Groovy Grape runs small group tours, similar in style to Intrepid, led by our fearless leader Emma. There were 13 people in the group and surprisingly I was the only Brit there – Maaike, Césanne and Iselle (Dutch); Laars (Swiss), Bert and Sylvie (French); Laney (Korean); Tess (Swiss); and Franzi, Robin and two other girls from Germany.
We drove out of Melbourne as the sun rose and headed out towards our first stop on the coast: Split Point lighthouse. This is where the difference between me and the rest of the group became starkly apparent: They had never watched ‘Round the Twist’!
Round the Twist was a very popular TV series in the late 80s/early 90s. A family with three kids lived in a lighthouse, which was variously haunted, attracted monsters, turned one of the kids into something else, etc… you get the idea. The kids would always solve the mystery before the adults worked out what was going on. Looking back at YouTube clips now, it certainly hasn’t aged well and was probably terrible even then, but we loved it and discussed it avidly each week. I’m fairly sure we all had a crush on the older brother, who was probably only 12 at the time! So I was naturally very excited to see the lighthouse where it was filmed and it brought back a rush of memories. To everyone else, it was just a lighthouse. They all stood there completely nonplussed while Emma and I skipped up the path singing the theme tune, which I still know by heart despite not seeing the show for over 20 years. Altogether now: ‘Have you ever, ever felt like this? Have strange things happened? Are you going round the twist?’
Our next stop was Torquay, home of the RipCurl surf brand (quick stop at the factory outlet store, but no luck). Then we continued to Kennet River for a picnic lunch. Everyone joined in together and before long we had an impressive spread of salad, bread, wraps, cold meats, grated cheese and an assortment of dressings, sauces and extras making up a DIY sandwich bar. Emma’s tour guide experience showed through as she got us all involved, making light work of preparation and clearing away. After lunch, we went for a nature walk to see sleepy koalas, feeding noisy parrots directly from our hands and a warily avoiding a disturbingly tall emu. I have done well on my Aussie wildlife list and we haven’t even reached the Great Ocean Road yet.
We reached the Great Ocean Road memorial in the early afternoon. A commemorative arch across the road and a bronze statue at the side stands testament to the many men returning from World War I who spent several years carving out the road along the coast. Although the statue marks the start of the road, it is in fact the entire thing which makes up longest memorial in the world.
We arrived at the 12 Apostles late afternoon and climbed down to the look-out points on the cliff tops. Like the Harbour Bridge or Uluru, this is one of Australia’s sights that I have seen many times on TV or travel magazines, but nothing quite prepared me for seeing them with my own eyes. The sea stacks looked almost eerie as they peered through the late afternoon haze, very calm and almost lonely despite the waves crashing below them. They were originally known as the Sow and Piglets, until the Tourist Board decided the 12 Apostles was a more attractive name, despite there having never actually been 12 of them.

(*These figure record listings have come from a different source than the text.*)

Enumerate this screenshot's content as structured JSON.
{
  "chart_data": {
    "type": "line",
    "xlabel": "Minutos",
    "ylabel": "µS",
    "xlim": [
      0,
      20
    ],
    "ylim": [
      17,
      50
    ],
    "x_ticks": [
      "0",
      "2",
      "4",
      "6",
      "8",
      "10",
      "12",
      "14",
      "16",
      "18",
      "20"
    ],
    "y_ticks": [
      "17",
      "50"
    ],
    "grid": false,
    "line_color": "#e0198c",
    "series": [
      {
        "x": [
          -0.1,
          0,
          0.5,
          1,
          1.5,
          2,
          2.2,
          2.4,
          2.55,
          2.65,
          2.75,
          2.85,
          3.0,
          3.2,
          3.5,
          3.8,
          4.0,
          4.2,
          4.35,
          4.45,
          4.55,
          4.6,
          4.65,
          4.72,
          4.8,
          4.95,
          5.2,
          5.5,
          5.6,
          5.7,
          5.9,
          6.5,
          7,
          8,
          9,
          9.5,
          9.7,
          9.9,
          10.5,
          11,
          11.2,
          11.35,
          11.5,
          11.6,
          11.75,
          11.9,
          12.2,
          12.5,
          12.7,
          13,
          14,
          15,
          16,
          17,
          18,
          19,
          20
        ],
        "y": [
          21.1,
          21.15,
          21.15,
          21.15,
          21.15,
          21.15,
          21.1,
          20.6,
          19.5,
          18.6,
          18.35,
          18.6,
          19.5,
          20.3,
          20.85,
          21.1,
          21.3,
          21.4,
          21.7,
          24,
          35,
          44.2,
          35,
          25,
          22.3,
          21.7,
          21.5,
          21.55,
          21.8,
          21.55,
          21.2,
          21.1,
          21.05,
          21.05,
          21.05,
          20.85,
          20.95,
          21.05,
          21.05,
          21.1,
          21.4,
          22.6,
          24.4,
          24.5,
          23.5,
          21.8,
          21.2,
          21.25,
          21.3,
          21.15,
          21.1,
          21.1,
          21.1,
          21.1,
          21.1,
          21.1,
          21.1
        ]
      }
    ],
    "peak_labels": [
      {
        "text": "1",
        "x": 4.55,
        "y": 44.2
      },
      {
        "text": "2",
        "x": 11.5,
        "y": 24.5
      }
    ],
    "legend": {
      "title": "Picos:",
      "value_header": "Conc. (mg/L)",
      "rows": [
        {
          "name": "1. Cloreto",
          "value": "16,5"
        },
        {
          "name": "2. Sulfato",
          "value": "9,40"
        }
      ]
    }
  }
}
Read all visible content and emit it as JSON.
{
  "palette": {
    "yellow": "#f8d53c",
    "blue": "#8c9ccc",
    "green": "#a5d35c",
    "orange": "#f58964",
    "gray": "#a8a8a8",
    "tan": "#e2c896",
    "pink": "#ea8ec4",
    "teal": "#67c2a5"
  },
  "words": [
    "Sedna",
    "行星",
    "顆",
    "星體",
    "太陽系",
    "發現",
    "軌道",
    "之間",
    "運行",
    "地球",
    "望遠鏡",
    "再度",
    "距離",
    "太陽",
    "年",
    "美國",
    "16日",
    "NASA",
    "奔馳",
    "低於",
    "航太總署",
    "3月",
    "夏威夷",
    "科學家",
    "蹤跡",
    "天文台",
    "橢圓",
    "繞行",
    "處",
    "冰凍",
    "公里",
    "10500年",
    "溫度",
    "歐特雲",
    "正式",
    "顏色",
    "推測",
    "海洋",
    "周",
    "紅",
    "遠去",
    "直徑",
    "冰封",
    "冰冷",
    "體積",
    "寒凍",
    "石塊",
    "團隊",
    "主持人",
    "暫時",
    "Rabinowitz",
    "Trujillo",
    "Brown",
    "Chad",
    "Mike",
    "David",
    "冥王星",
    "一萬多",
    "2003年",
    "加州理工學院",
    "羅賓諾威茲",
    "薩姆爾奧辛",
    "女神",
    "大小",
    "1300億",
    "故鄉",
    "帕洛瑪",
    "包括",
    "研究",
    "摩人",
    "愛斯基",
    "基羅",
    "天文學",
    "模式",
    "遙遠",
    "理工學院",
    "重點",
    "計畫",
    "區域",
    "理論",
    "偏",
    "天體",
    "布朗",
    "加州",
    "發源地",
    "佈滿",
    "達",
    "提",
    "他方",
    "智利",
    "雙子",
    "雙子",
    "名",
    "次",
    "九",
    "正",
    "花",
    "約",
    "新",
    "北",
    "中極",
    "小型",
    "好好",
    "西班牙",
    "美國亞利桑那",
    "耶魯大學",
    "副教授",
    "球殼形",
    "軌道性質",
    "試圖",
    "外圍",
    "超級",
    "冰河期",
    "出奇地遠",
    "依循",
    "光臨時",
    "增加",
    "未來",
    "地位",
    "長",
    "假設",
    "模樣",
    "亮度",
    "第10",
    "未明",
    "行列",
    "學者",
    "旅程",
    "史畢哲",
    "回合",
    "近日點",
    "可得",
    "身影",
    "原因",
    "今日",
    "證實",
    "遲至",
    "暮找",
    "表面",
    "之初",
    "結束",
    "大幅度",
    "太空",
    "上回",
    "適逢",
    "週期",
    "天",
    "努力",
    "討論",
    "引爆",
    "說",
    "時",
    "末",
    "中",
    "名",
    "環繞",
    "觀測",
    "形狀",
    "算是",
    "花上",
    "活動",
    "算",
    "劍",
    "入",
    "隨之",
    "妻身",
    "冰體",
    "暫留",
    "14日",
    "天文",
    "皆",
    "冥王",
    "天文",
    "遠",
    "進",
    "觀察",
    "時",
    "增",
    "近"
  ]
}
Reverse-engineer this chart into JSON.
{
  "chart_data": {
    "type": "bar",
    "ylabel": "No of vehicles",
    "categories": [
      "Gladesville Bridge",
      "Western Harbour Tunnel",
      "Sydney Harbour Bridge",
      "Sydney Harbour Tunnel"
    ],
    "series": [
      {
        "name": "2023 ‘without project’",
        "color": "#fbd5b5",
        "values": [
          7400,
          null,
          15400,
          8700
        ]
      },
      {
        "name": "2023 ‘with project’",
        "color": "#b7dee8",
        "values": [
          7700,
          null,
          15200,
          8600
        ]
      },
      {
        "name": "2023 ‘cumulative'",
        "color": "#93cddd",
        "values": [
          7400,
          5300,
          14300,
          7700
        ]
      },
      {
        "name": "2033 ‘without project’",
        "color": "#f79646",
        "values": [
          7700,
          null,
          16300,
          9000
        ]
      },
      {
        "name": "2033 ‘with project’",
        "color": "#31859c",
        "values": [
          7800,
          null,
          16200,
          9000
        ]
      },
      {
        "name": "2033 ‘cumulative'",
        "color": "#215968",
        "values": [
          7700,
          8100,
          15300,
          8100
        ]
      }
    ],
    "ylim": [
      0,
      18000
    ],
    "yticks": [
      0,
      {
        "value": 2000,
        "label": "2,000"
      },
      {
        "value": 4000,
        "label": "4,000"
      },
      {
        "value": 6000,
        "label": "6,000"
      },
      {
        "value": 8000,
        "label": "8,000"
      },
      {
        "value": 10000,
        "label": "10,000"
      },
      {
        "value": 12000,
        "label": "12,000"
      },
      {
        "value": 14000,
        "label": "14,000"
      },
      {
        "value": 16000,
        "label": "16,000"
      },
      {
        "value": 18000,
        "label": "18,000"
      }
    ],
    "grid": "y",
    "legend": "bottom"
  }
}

We checked into our hostels, a group of cabins taken over by us and another two groups, ordered pizza from the nearby campsite shop, and took our pizza and beers down to the beach in time for sunset. Australia treated us to a stunning sunset of golden yellows, burning oranges and deep pinky reds with the Apostles cutting striking silhouettes in front. I tried to take some artistic pictures of the glowing colours rippling through the glass of my Corona beer bottle by the water’s edge, only to get caught just like I did in Fiji, losing an almost full bottle to a sneaky, salty wave. My travelling partners gave me about as much sympathy as the Fijian guy did who watched me last time round. I can still hear the echo of his deep booming laugh.